Title page from “Panamaniacs”

Palmer never mentions the names of his traveling companions; he simply refers to the other Paduchans as a Banker, a Lawyer, a Merchant, and himself. He calls himself “the first person singular personal pronoun,” in other words “I.”  The Paducah party left by rail on the morning of 17 January 1913 accompanied by their “four loving and lovable wives, each fair, fat and forty.”  Upon reaching Jacksonville, they added to their party the Human Encyclopedia, the Entertainer, and the Altruist and then proceeded to Key West where they added the Pessimist and the Boy, “bringing the total up to the fateful and ominous number of thirteen, which doubtless accounts for much which befell the party.”

Besides his brief descriptions of the canal construction, which he observed on a four-hour train ride from Colon to Panama City, Palmer discusses his views on Panamanian history, culture, geography.  The party also stopped in Cuba and enjoyed the nightlife in Havana which Palmer faithfully records.

Panamaniacs 1

Autographed and dated frontispiece photograph of Earl Palmer.

This small book is not listed on WorldCat, meaning that the Kentucky Library Research Collections in the Department of Library Special Collections at WKU may be the only repository worldwide to own this title. It was purchased, by chance, at a small antique store in Paris, Kentucky.  The book features a bookplate indicating that it once belonged to Margaret Yopp.  For decades the Yopps ran a seed cleaning and seed selling operation in Paducah.  From the description of the Palmer party, it is unlikely that Margaret participated in the Panamanian jaunt.  The small monograph features only one photograph and that is of the author which he signed “Very Truly Yours Earl Palmer Mch. 22, 1913.” The Young Printing Company of Paducah published the “Limited Edition” travel account for Palmer, and it undoubtedly was a small printing run.

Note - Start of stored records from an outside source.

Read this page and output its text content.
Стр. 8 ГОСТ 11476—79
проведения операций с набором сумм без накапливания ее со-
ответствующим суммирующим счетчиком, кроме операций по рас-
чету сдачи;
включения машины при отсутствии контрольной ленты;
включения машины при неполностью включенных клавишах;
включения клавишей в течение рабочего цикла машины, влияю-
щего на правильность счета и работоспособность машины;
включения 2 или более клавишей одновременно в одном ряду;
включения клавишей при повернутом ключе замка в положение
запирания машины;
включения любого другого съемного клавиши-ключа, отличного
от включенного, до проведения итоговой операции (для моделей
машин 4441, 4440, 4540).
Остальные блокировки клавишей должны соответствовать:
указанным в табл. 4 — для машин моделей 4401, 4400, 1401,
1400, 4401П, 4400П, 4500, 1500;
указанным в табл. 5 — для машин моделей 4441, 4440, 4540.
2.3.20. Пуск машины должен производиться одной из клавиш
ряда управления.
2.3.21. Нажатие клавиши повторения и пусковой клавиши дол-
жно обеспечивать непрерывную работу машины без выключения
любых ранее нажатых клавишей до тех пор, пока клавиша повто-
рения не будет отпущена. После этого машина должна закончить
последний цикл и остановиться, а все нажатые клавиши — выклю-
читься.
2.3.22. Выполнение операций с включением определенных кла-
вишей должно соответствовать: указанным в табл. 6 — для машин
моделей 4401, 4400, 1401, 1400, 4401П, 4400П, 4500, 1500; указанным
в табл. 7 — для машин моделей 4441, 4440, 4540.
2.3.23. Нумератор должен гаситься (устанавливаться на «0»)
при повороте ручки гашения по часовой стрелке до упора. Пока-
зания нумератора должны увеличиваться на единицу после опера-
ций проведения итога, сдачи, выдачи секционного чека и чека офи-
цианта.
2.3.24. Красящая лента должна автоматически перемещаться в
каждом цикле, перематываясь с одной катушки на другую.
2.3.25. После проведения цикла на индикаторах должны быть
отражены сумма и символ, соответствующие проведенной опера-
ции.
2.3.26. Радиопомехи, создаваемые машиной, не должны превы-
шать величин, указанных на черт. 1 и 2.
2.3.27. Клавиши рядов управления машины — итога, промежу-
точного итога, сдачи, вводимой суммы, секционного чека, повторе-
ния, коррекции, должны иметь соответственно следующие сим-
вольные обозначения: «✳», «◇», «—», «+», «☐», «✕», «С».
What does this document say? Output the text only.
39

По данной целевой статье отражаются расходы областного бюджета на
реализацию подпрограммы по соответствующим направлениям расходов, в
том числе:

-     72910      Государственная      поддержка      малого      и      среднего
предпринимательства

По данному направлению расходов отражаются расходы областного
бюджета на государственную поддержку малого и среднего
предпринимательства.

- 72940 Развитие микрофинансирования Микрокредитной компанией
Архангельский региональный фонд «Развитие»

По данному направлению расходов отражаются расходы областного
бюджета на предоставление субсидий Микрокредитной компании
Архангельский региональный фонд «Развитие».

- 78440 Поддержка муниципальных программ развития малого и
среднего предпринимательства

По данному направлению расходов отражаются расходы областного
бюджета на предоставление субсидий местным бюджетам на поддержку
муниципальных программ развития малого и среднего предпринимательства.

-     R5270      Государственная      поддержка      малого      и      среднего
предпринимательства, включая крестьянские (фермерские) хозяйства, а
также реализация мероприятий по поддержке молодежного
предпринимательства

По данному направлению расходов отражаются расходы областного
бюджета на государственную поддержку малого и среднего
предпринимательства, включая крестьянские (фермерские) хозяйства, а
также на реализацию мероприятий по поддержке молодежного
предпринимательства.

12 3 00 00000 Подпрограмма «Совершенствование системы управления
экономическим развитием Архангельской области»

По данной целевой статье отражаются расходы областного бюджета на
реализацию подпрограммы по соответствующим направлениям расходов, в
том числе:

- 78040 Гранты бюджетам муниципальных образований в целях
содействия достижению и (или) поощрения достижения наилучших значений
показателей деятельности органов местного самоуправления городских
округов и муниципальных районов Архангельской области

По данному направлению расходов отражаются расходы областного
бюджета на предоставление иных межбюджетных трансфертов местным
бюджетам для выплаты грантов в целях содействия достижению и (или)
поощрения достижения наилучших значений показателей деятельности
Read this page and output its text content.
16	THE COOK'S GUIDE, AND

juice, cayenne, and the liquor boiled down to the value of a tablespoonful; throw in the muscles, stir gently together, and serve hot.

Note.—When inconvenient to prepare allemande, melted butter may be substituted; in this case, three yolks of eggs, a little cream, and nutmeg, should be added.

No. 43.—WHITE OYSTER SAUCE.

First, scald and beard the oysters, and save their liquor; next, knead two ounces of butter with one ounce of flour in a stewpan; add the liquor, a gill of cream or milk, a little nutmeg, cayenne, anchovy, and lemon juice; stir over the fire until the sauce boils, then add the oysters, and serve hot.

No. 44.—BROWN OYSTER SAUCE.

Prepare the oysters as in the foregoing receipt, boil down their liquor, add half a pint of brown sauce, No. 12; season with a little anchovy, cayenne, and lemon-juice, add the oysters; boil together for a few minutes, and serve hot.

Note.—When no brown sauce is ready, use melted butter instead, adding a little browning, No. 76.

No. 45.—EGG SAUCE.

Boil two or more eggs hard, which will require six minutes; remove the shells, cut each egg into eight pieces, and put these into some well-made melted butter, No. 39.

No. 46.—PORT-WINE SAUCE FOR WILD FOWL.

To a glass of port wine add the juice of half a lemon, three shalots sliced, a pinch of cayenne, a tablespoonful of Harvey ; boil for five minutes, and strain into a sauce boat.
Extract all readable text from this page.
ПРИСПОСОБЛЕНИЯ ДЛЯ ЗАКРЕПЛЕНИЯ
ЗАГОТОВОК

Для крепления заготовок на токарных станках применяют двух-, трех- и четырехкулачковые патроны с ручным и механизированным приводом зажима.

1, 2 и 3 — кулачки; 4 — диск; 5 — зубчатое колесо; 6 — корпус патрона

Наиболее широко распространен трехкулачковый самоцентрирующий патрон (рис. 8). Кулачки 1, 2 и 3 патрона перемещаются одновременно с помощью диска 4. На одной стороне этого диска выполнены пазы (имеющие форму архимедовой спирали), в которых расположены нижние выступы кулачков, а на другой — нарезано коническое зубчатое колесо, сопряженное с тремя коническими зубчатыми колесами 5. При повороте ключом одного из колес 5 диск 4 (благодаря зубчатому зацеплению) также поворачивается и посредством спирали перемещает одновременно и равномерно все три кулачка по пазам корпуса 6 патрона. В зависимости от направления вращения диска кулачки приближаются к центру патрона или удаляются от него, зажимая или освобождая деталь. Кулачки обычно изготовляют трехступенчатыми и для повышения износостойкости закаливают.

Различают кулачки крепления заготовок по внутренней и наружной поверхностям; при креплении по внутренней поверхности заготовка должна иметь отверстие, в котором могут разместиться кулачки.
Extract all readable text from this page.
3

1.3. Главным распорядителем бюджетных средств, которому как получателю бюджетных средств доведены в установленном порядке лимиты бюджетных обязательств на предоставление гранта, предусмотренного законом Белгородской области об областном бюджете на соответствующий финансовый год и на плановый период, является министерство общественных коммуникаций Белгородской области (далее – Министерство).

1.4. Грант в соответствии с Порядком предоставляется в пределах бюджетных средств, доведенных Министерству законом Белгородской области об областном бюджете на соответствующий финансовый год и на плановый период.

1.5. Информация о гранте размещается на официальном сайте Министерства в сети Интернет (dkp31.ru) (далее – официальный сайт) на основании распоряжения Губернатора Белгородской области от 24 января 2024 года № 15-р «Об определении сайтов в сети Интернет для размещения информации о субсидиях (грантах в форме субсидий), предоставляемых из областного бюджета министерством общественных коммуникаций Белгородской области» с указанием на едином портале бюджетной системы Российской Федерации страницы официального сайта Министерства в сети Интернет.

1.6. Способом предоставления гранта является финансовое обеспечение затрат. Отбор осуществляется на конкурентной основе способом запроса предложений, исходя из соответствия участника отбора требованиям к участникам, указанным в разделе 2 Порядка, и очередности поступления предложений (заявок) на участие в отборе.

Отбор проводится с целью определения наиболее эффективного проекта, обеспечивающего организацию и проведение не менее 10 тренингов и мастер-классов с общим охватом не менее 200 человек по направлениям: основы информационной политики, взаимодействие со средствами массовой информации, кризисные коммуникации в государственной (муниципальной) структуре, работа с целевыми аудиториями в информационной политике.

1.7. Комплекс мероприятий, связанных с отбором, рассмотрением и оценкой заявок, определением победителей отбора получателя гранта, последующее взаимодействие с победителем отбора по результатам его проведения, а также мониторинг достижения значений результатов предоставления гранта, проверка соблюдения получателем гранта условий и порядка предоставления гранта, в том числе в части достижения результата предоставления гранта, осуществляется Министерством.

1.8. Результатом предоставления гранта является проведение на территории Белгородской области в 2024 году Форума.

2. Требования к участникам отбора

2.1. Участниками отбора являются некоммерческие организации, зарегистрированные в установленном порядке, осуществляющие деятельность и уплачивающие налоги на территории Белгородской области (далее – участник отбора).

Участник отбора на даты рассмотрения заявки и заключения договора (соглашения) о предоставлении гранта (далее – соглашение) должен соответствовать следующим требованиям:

For those receiving this small book as a token of affection or friendship, Palmer noted in the a foreword: “This modest booklet does not pose as an object lesson of perfection in orthography, etomology [sic], syntax or prosody…Therefore, should anyone upon whom this book is bestowed be too greatly annoyed by the many obvious errors in construction…may return the book to the donor, and his thanks will be cheerfully refunded.”